Dois incidentes envolvendo fronteiras despertaram atenção internacional nesta terça-feira (16). Distantes entre si e por razões diferentes, ações militares provocaram apreensão, sobretudo por se tratarem ou de potências que já viveram guerras anteriores ou porque são munidas de arsenais nucleares.
Índia x China
O fato: pelo menos 20 soldados indianos foram mortos durante confronto com militares chineses no vale do rio Ladakh, no Himalaia. Segundo a imprensa indiana, um coronel estaria entre as vítimas e pelo menos 34 soldados estariam desaparecidos. Fato curioso: duas potências atômicas se atacaram mutuamente em confronto com barras de ferro e pedras. Foi o primeiro incidente com mortes na fronteira entre os dois países em 45 anos.

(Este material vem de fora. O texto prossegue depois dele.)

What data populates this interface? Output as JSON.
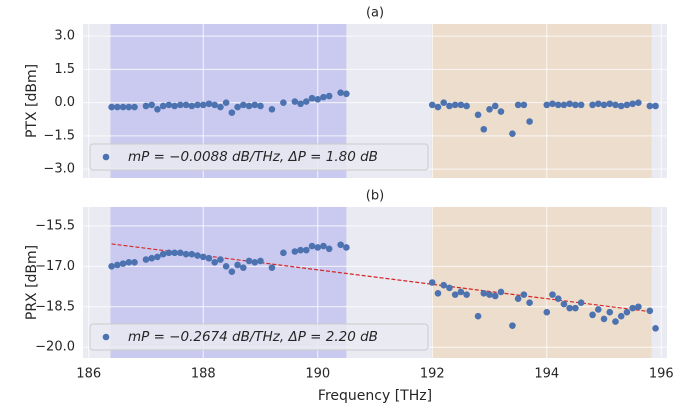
{
  "chart_data": [
    {
      "type": "scatter",
      "title": "(a)",
      "ylabel": "PTX [dBm]",
      "xlim": [
        185.9,
        196.1
      ],
      "ylim": [
        -3.4,
        3.55
      ],
      "xticks": [
        186,
        188,
        190,
        192,
        194,
        196
      ],
      "show_xtick_labels": false,
      "yticks": [
        {
          "value": 3,
          "label": "3.0"
        },
        1.5,
        {
          "value": 0,
          "label": "0.0"
        },
        {
          "value": -1.5,
          "label": "−1.5"
        },
        {
          "value": -3,
          "label": "−3.0"
        }
      ],
      "grid": true,
      "legend": "lower left",
      "spans": [
        {
          "x_range": [
            186.38,
            190.5
          ],
          "color": "#c6c6f0"
        },
        {
          "x_range": [
            191.98,
            195.83
          ],
          "color": "#ecdcc8"
        }
      ],
      "x": [
        186.4,
        186.5,
        186.6,
        186.7,
        186.8,
        187.0,
        187.1,
        187.2,
        187.3,
        187.4,
        187.5,
        187.6,
        187.7,
        187.8,
        187.9,
        188.0,
        188.1,
        188.2,
        188.3,
        188.4,
        188.5,
        188.6,
        188.7,
        188.8,
        188.9,
        189.0,
        189.2,
        189.4,
        189.6,
        189.7,
        189.8,
        189.9,
        190.0,
        190.1,
        190.2,
        190.4,
        190.5,
        192.0,
        192.1,
        192.2,
        192.3,
        192.4,
        192.5,
        192.6,
        192.8,
        192.9,
        193.0,
        193.1,
        193.2,
        193.4,
        193.5,
        193.6,
        193.7,
        194.0,
        194.1,
        194.2,
        194.3,
        194.4,
        194.5,
        194.6,
        194.8,
        194.9,
        195.0,
        195.1,
        195.2,
        195.3,
        195.4,
        195.5,
        195.6,
        195.8,
        195.9
      ],
      "series": [
        {
          "name": "mP = −0.0088 dB/THz,   ΔP = 1.80 dB",
          "color": "#4c72b0",
          "values": [
            -0.2,
            -0.2,
            -0.2,
            -0.2,
            -0.2,
            -0.15,
            -0.1,
            -0.3,
            -0.15,
            -0.1,
            -0.15,
            -0.1,
            -0.1,
            -0.15,
            -0.1,
            -0.1,
            -0.05,
            -0.1,
            -0.2,
            0.0,
            -0.45,
            -0.2,
            -0.1,
            -0.15,
            -0.1,
            -0.15,
            -0.3,
            0.0,
            0.05,
            -0.05,
            0.05,
            0.2,
            0.15,
            0.25,
            0.3,
            0.45,
            0.4,
            -0.1,
            -0.2,
            0.0,
            -0.15,
            -0.1,
            -0.1,
            -0.15,
            -0.55,
            -1.2,
            -0.3,
            -0.15,
            -0.4,
            -1.4,
            -0.1,
            -0.1,
            -0.85,
            -0.1,
            -0.05,
            -0.1,
            -0.1,
            -0.05,
            -0.1,
            -0.1,
            -0.1,
            -0.05,
            -0.1,
            -0.05,
            -0.1,
            -0.15,
            -0.1,
            -0.05,
            0.0,
            -0.15,
            -0.15
          ]
        }
      ]
    },
    {
      "type": "scatter",
      "title": "(b)",
      "ylabel": "PRX [dBm]",
      "xlabel": "Frequency [THz]",
      "xlim": [
        185.9,
        196.1
      ],
      "ylim": [
        -20.4,
        -14.8
      ],
      "xticks": [
        186,
        188,
        190,
        192,
        194,
        196
      ],
      "show_xtick_labels": true,
      "yticks": [
        {
          "value": -15.5,
          "label": "−15.5"
        },
        {
          "value": -17,
          "label": "−17.0"
        },
        {
          "value": -18.5,
          "label": "−18.5"
        },
        {
          "value": -20,
          "label": "−20.0"
        }
      ],
      "grid": true,
      "legend": "lower left",
      "spans": [
        {
          "x_range": [
            186.38,
            190.5
          ],
          "color": "#c6c6f0"
        },
        {
          "x_range": [
            191.98,
            195.83
          ],
          "color": "#ecdcc8"
        }
      ],
      "fit_line": {
        "x": [
          186.4,
          195.8
        ],
        "values": [
          -16.17,
          -18.68
        ],
        "color": "#d62728"
      },
      "x": [
        186.4,
        186.5,
        186.6,
        186.7,
        186.8,
        187.0,
        187.1,
        187.2,
        187.3,
        187.4,
        187.5,
        187.6,
        187.7,
        187.8,
        187.9,
        188.0,
        188.1,
        188.2,
        188.3,
        188.4,
        188.5,
        188.6,
        188.7,
        188.8,
        188.9,
        189.0,
        189.2,
        189.4,
        189.6,
        189.7,
        189.8,
        189.9,
        190.0,
        190.1,
        190.2,
        190.4,
        190.5,
        192.0,
        192.1,
        192.2,
        192.3,
        192.4,
        192.5,
        192.6,
        192.8,
        192.9,
        193.0,
        193.1,
        193.2,
        193.4,
        193.5,
        193.6,
        193.7,
        194.0,
        194.1,
        194.2,
        194.3,
        194.4,
        194.5,
        194.6,
        194.8,
        194.9,
        195.0,
        195.1,
        195.2,
        195.3,
        195.4,
        195.5,
        195.6,
        195.8,
        195.9
      ],
      "series": [
        {
          "name": "mP = −0.2674 dB/THz,   ΔP = 2.20 dB",
          "color": "#4c72b0",
          "values": [
            -17.0,
            -16.95,
            -16.9,
            -16.85,
            -16.85,
            -16.75,
            -16.7,
            -16.65,
            -16.55,
            -16.5,
            -16.5,
            -16.5,
            -16.55,
            -16.55,
            -16.6,
            -16.65,
            -16.7,
            -16.85,
            -16.75,
            -17.0,
            -17.2,
            -16.95,
            -17.05,
            -16.8,
            -16.85,
            -16.8,
            -17.05,
            -16.5,
            -16.45,
            -16.4,
            -16.4,
            -16.25,
            -16.3,
            -16.25,
            -16.35,
            -16.2,
            -16.3,
            -17.6,
            -18.0,
            -17.7,
            -17.8,
            -18.05,
            -17.95,
            -18.05,
            -18.85,
            -18.0,
            -18.05,
            -18.1,
            -17.95,
            -19.2,
            -18.2,
            -18.05,
            -18.35,
            -18.7,
            -18.05,
            -18.2,
            -18.4,
            -18.55,
            -18.55,
            -18.35,
            -18.8,
            -18.6,
            -18.95,
            -18.7,
            -19.05,
            -18.85,
            -18.7,
            -18.55,
            -18.5,
            -18.65,
            -19.3
          ]
        }
      ]
    }
  ]
}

O pano de fundo: a Índia acusou a China de “mudar unilateralmente o status quo da região. A China acusa os soldados indianos de terem cruzado duas vezes a fronteira entre os dois países. Na verdade, as duas nações disputam o território, que fica em um ponto estratégico entre o Tibete e a Cachemira - esta última também disputada entre a Índia e o Paquistão. Trata-se de uma área de 90 mil quilômetros quadrados no oeste do Himalaia e outros 38 mil quilômetros quadrados no Leste. Desde maio, os chineses enviaram tropas para locais estratégicos, e a tensão se intensificou. Houve confrontos em 1967 e 1987, mas o cenário mantinha-se pacífico nas últimas décadas graças a tratados entre China e Índia. A China, potência hegemônica na região, observa com preocupação a aliança estratégica da Índia, do presidente Narendra Modi, com os Estados Unidos, de Donald Trump.

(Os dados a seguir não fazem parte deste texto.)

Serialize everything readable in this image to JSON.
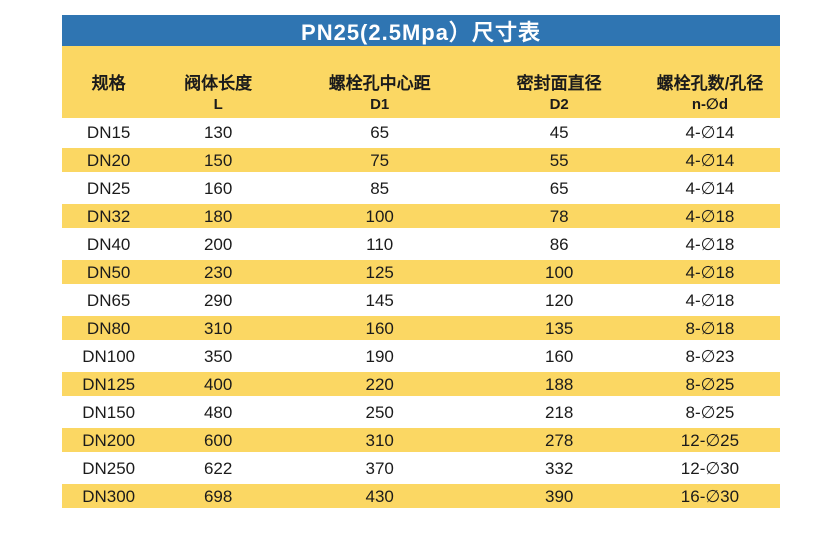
{
  "colors": {
    "page_bg": "#ffffff",
    "title_bar_bg": "#2f75b2",
    "title_text": "#ffffff",
    "band_yellow": "#fbd763",
    "row_white": "#ffffff",
    "text": "#1b1b1b"
  },
  "chart_data": {
    "type": "table",
    "title": "PN25(2.5Mpa）尺寸表",
    "columns": [
      {
        "label": "规格",
        "sub": ""
      },
      {
        "label": "阀体长度",
        "sub": "L"
      },
      {
        "label": "螺栓孔中心距",
        "sub": "D1"
      },
      {
        "label": "密封面直径",
        "sub": "D2"
      },
      {
        "label": "螺栓孔数/孔径",
        "sub": "n-∅d"
      }
    ],
    "rows": [
      [
        "DN15",
        "130",
        "65",
        "45",
        "4-∅14"
      ],
      [
        "DN20",
        "150",
        "75",
        "55",
        "4-∅14"
      ],
      [
        "DN25",
        "160",
        "85",
        "65",
        "4-∅14"
      ],
      [
        "DN32",
        "180",
        "100",
        "78",
        "4-∅18"
      ],
      [
        "DN40",
        "200",
        "110",
        "86",
        "4-∅18"
      ],
      [
        "DN50",
        "230",
        "125",
        "100",
        "4-∅18"
      ],
      [
        "DN65",
        "290",
        "145",
        "120",
        "4-∅18"
      ],
      [
        "DN80",
        "310",
        "160",
        "135",
        "8-∅18"
      ],
      [
        "DN100",
        "350",
        "190",
        "160",
        "8-∅23"
      ],
      [
        "DN125",
        "400",
        "220",
        "188",
        "8-∅25"
      ],
      [
        "DN150",
        "480",
        "250",
        "218",
        "8-∅25"
      ],
      [
        "DN200",
        "600",
        "310",
        "278",
        "12-∅25"
      ],
      [
        "DN250",
        "622",
        "370",
        "332",
        "12-∅30"
      ],
      [
        "DN300",
        "698",
        "430",
        "390",
        "16-∅30"
      ]
    ],
    "layout": {
      "stripe_pattern": "first data row white, then alternating yellow/white bands",
      "column_width_percents": [
        13,
        17.5,
        27.5,
        22.5,
        19.5
      ],
      "grid": "off"
    }
  }
}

No ano passado, o presidente americano foi recebido em um estádio de beisebol no país, mostra do apreço do governo indiano, com quem mantém um acordo para venda de armas. O apoio dos Estados Unidos é também uma forma de tentar equilibrar o poder chinês na região.
Coreia do Norte x Coreia do Sul
O fato: a Coreia do Norte explodiu nesta terça-feira (16) um prédio que funcionava como escritório de ligação com o governo da Coreia do Sul, na cidade de Kaesong, fronteira entre os dois países. Trabalhavam na edificação 20 funcionários de cada um dos governos.

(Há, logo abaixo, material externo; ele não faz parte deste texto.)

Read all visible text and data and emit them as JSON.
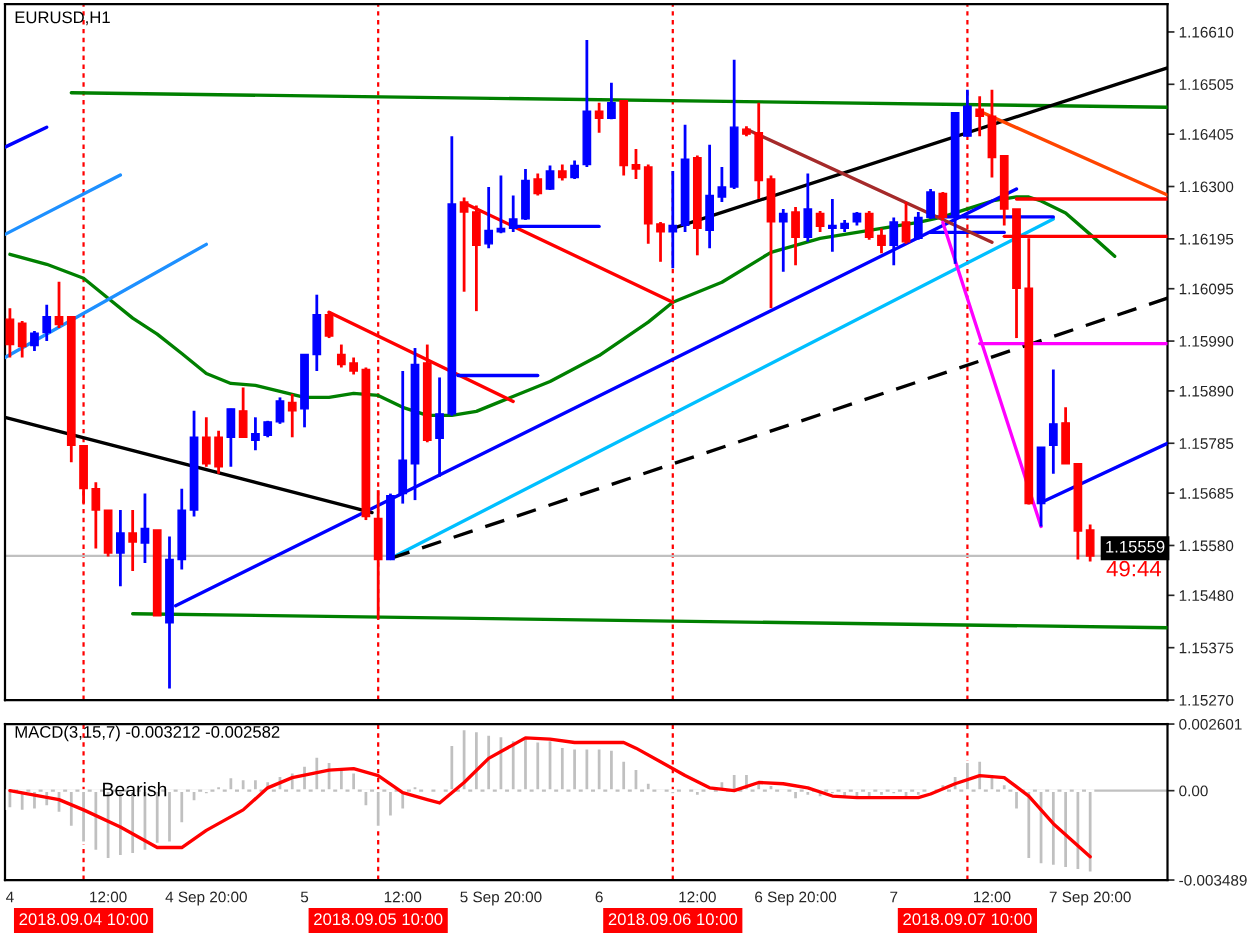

O pano de fundo: esse segundo episódio é mais simbólico do que o que envolve China e Índia. O escritório de ligação, construído em 2018, era a concretização das intenções dos dois governos de reduzir as tensões. Estava fechado desde janeiro em razão da pandemia. O estopim, aparentemente, da decisão norte-coreana de explodir o prédio é sua irritação com desertores do regime que, durante anos, têm lançado panfletos fazendo críticas contra o Norte. Os papéis são lançados com balões na direção do território norte-coreano. Mas, em um segundo nível de análise, pode-se perceber que o regime comunista está escalonando o discurso agressivo contra o Sul. O Norte abandonou um acordo de redução da tensão em 2018, quando houve um encontro histórico entre o ditador norte-coreano, Kim Jong-un, e o presidente americano, Donald Trump.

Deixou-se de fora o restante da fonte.